Modern data observability covers five pillars: freshness (is the data being updated as expected?), distribution (are the statistical properties of the data within expected ranges?), volume (is the amount of data within expected bounds?), schema (has the structure of the data changed unexpectedly?), and lineage (what is the upstream and downstream dependency graph for this data asset?). The companies that have built data observability platforms covering all five pillars — Monte Carlo, Acceldata, and others — have demonstrated strong commercial traction as enterprises increasingly recognize that data downtime has real business costs.

Key Takeaways

  • Open storage formats (Apache Iceberg, Parquet) provide flexibility and avoid vendor lock-in — one of the most consequential early data platform decisions.
  • Schema registry infrastructure, invested in early, dramatically reduces the operational cost of schema evolution across large data platform teams.
  • Warehouse and lakehouse architectures are increasingly complementary rather than competing — most enterprises need elements of both.
  • Data modeling for AI readiness requires thinking about point-in-time correctness and historical reconstruction from the beginning, not as an afterthought.
  • Orchestration choice and data observability investment have outsized long-term consequences relative to their initial priority in most data platform builds.

Conclusion

Building a data platform that scales gracefully and supports both analytical and AI workloads requires making a handful of architectural decisions well at the outset.

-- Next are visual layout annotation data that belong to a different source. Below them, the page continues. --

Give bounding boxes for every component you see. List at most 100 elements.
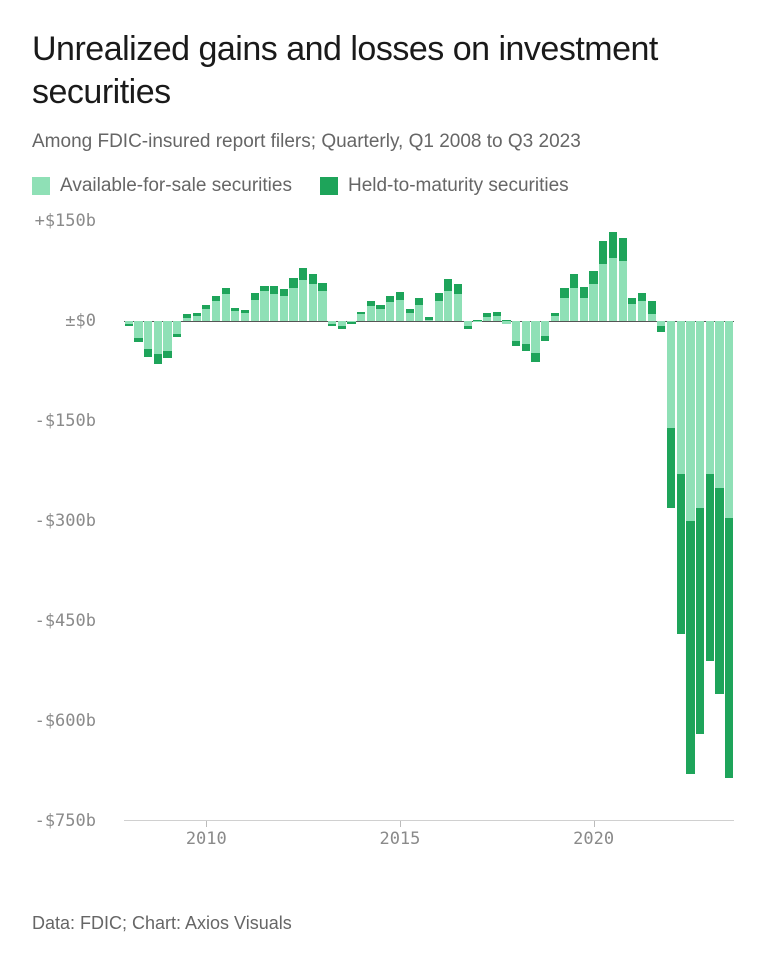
bar-column [338,221,346,821]
bar-seg-htm [193,313,201,316]
bar-column [628,221,636,821]
bar-column [493,221,501,821]
bar-column [657,221,665,821]
bar-seg-afs [473,321,481,322]
bar-seg-htm [541,336,549,341]
y-tick-label: -$150b [16,411,96,431]
bar-seg-htm [231,308,239,311]
bar-column [599,221,607,821]
bar-seg-htm [415,298,423,305]
bar-seg-afs [163,321,171,351]
bar-seg-htm [531,353,539,362]
bar-seg-htm [580,287,588,298]
bar-column [531,221,539,821]
x-tick-mark [206,821,207,827]
bar-column [231,221,239,821]
bar-seg-htm [493,312,501,316]
bar-seg-afs [483,317,491,321]
bar-seg-htm [619,238,627,261]
bar-seg-htm [212,296,220,301]
bar-column [686,221,694,821]
bar-seg-htm [706,474,714,661]
bar-column [715,221,723,821]
y-tick-label: -$300b [16,511,96,531]
bar-seg-afs [270,294,278,321]
bar-seg-afs [725,321,733,518]
bar-seg-afs [580,298,588,321]
x-tick-label: 2010 [186,829,227,849]
bar-column [522,221,530,821]
bar-seg-afs [609,258,617,321]
bar-column [483,221,491,821]
bar-column [706,221,714,821]
legend-label-htm: Held-to-maturity securities [348,175,569,197]
bar-seg-afs [144,321,152,349]
legend: Available-for-sale securities Held-to-ma… [32,175,748,197]
bar-seg-afs [415,305,423,321]
bar-seg-htm [725,518,733,778]
bar-seg-htm [222,288,230,295]
bar-seg-htm [251,293,259,300]
bar-column [396,221,404,821]
bar-seg-afs [444,291,452,321]
bar-column [386,221,394,821]
bar-column [677,221,685,821]
legend-item-htm: Held-to-maturity securities [320,175,569,197]
bar-column [560,221,568,821]
bar-seg-htm [570,274,578,287]
bar-column [696,221,704,821]
bar-column [144,221,152,821]
bar-column [667,221,675,821]
bar-seg-afs [531,321,539,353]
bar-seg-afs [454,294,462,321]
bar-seg-afs [406,313,414,321]
bar-seg-afs [599,264,607,321]
bar-column [376,221,384,821]
y-tick-label: ±$0 [16,311,96,331]
chart-card: Unrealized gains and losses on investmen… [0,0,780,973]
bar-seg-afs [241,313,249,321]
source-line: Data: FDIC; Chart: Axios Visuals [32,913,748,934]
bar-seg-afs [202,309,210,321]
bar-column [619,221,627,821]
legend-label-afs: Available-for-sale securities [60,175,292,197]
bar-column [464,221,472,821]
chart-area: 201020152020 +$150b±$0-$150b-$300b-$450b… [32,221,748,861]
bar-seg-afs [493,316,501,321]
legend-swatch-htm [320,177,338,195]
y-tick-label: -$750b [16,811,96,831]
bar-seg-htm [299,268,307,280]
bar-seg-afs [173,321,181,334]
bar-seg-htm [444,279,452,291]
bar-seg-afs [677,321,685,474]
bar-seg-htm [163,351,171,358]
bar-seg-afs [686,321,694,521]
bar-seg-htm [202,305,210,309]
bar-seg-afs [260,291,268,321]
bar-column [425,221,433,821]
bar-seg-htm [648,301,656,314]
bar-seg-htm [560,288,568,297]
bar-seg-afs [212,301,220,321]
bar-seg-afs [551,316,559,321]
bar-seg-afs [318,291,326,321]
bar-seg-htm [289,278,297,287]
bar-seg-afs [628,304,636,321]
bar-column [638,221,646,821]
bar-seg-htm [338,326,346,329]
bar-seg-afs [435,301,443,321]
bar-column [580,221,588,821]
bar-seg-htm [280,289,288,296]
bar-seg-afs [299,280,307,321]
x-tick-mark [400,821,401,827]
bar-seg-htm [589,271,597,284]
x-tick-label: 2020 [573,829,614,849]
bar-column [212,221,220,821]
bar-seg-htm [376,305,384,309]
bar-column [125,221,133,821]
bar-seg-htm [125,324,133,325]
bar-seg-htm [522,344,530,351]
bar-column [241,221,249,821]
bar-column [183,221,191,821]
bar-column [609,221,617,821]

Organizations that invest early in open formats, formal schema management, AI-aware data modeling, and comprehensive observability will find that each subsequent data and AI initiative requires less effort and delivers more reliable results. The companies helping enterprises make these architectural decisions correctly — and the tooling companies making the right decisions easier to implement — are among the most important players in the data infrastructure landscape today.